Wynne promised she would discuss the possibility of including Kiska in the ban with others and “perhaps they would do it,” said the 91-year-old Barker, who played a key role in the relocation of three elephants from the Toronto Zoo to a sanctuary in California in 2013.
Ontario Community Safety and Correctional Services Minister Yasir Naqvi said the legislation would establish Animal Welfare Committees at facilities with marine mammals “to provide greater oversight and access to additional protections such as visits by veterinarians with expertise in marine mammals.”
In reference to Kiska, Naqvi said Wednesday in a statement that the government’s focus is “the health and well-being of Kiska and we want to do what is best for her and all other marine mammals in Ontario.”
Rob Laidlaw of Zoocheck, an animal welfare agency, said Kiska should eventually be moved to a facility where she can be with other killer whales.
But Andrew Burns, a lawyer representing Marineland, last week told the Standing Committee on
Social Policy—which is discussing the proposed legislation—that relocating Kiska would be impossible.
“She’s very elderly, so it’s the equivalent of taking someone who is 80 years old or 90 years old in an old folks’ home and moving them into an apartment in the Village in New York,” Burns said.
“It’s going to be terrible for her and she wouldn’t survive the trip, which is a hugely stressful event for an animal. To be moved, she’d have to be moved by airplane, and it would kill her.”
He said the park supported another option for Kiska.

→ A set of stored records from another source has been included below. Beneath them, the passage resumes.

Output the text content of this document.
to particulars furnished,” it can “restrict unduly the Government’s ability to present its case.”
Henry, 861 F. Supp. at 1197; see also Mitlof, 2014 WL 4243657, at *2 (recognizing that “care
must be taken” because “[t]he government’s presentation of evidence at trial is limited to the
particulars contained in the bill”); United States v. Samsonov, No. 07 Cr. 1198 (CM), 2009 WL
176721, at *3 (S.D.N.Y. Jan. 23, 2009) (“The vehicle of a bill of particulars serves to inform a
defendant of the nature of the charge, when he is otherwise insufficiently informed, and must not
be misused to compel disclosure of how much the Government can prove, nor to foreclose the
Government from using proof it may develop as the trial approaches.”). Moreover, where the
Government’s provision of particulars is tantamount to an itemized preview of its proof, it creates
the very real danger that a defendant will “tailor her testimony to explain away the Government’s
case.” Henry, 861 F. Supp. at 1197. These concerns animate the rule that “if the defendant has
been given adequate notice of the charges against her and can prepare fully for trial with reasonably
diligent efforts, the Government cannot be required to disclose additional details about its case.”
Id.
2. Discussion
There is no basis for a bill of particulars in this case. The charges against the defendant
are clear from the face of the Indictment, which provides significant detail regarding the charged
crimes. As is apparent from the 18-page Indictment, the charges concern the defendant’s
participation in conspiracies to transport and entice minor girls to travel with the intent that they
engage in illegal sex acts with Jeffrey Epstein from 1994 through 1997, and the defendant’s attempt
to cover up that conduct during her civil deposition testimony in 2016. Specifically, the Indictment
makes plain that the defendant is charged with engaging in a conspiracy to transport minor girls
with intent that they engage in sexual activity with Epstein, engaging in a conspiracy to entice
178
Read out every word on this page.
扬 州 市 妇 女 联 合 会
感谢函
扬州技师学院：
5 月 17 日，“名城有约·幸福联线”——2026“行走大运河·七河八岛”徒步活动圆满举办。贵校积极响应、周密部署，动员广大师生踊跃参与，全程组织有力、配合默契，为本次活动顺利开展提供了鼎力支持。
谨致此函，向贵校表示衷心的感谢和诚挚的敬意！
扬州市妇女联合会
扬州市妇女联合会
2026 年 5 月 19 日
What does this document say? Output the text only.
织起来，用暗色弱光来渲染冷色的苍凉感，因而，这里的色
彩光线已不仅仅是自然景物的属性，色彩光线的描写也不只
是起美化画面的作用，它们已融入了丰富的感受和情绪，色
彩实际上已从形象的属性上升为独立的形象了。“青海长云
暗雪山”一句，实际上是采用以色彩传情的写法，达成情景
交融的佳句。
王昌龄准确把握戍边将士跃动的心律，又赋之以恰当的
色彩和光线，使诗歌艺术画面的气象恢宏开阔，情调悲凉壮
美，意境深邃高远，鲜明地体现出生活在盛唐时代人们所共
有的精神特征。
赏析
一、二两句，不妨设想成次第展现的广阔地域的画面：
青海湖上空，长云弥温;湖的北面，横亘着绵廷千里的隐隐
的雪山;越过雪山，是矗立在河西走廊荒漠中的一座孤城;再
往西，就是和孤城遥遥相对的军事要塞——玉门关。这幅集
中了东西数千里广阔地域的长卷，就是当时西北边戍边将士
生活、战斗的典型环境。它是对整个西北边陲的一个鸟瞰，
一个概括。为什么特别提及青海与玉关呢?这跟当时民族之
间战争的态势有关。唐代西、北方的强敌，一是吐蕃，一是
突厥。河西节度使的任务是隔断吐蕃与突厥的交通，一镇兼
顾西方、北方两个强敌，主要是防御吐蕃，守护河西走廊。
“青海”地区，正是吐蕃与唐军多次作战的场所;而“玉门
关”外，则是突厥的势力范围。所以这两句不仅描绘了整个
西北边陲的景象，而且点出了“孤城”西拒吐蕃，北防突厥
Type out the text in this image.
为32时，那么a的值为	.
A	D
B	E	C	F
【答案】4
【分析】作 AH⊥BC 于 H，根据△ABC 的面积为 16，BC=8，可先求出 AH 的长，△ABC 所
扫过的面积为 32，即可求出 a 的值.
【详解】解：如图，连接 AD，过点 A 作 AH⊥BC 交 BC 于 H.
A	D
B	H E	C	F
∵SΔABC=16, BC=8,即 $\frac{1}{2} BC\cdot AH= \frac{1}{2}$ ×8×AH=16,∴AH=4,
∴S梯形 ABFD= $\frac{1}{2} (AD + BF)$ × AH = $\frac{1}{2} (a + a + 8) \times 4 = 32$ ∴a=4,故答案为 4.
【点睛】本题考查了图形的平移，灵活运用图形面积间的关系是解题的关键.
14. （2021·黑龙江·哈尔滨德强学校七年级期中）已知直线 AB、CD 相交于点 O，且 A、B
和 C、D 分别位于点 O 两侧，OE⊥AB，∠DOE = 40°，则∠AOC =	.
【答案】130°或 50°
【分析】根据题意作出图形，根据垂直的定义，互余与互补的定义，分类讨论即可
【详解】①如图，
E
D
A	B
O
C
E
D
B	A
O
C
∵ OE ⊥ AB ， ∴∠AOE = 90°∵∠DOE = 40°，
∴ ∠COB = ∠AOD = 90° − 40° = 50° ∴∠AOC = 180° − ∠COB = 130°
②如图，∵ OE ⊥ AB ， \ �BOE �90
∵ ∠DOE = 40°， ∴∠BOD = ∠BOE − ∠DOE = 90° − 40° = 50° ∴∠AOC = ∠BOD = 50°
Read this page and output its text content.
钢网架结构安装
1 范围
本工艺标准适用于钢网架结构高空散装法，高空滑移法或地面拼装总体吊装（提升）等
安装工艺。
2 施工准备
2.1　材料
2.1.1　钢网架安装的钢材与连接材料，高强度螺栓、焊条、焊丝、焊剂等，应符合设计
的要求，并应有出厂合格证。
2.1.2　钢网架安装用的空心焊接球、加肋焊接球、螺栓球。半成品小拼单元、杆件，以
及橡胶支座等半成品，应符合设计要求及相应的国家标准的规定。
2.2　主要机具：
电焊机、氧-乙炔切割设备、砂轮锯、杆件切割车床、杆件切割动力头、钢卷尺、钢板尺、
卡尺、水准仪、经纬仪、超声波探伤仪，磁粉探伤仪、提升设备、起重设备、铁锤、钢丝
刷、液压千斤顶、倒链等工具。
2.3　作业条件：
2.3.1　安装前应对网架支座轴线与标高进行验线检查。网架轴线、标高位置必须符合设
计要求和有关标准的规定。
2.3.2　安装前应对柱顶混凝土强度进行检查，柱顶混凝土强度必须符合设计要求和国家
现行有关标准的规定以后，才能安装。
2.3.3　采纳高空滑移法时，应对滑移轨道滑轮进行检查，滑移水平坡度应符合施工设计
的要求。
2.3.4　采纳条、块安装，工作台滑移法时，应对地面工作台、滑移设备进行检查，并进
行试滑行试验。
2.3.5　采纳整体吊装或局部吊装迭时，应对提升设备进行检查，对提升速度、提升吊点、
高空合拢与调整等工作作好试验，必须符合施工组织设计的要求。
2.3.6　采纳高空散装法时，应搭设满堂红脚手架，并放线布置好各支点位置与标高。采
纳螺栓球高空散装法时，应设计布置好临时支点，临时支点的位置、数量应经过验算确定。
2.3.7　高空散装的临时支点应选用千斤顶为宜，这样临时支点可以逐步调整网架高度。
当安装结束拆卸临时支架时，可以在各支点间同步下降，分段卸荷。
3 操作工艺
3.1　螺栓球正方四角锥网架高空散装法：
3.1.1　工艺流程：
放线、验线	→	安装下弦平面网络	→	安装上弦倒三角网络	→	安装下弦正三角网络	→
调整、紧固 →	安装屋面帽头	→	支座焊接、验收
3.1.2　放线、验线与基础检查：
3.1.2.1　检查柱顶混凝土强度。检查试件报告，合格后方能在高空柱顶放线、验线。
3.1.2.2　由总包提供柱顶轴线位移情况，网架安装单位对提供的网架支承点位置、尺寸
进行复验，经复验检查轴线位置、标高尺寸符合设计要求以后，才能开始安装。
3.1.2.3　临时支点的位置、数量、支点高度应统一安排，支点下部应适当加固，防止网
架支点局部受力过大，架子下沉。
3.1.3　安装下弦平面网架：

“It is entirely reasonable, achievable and appropriate to provide for her, on loan from another facility, an age-appropriate companion,” Burns said.
“This bill, in its present form, precludes that.”
The proposed legislation, which is expected to pass later this year, includes setting new standards on pool sizes, noise limits around marine mammals such as whales, dolphins and belugas, water quality and appropriate social groupings.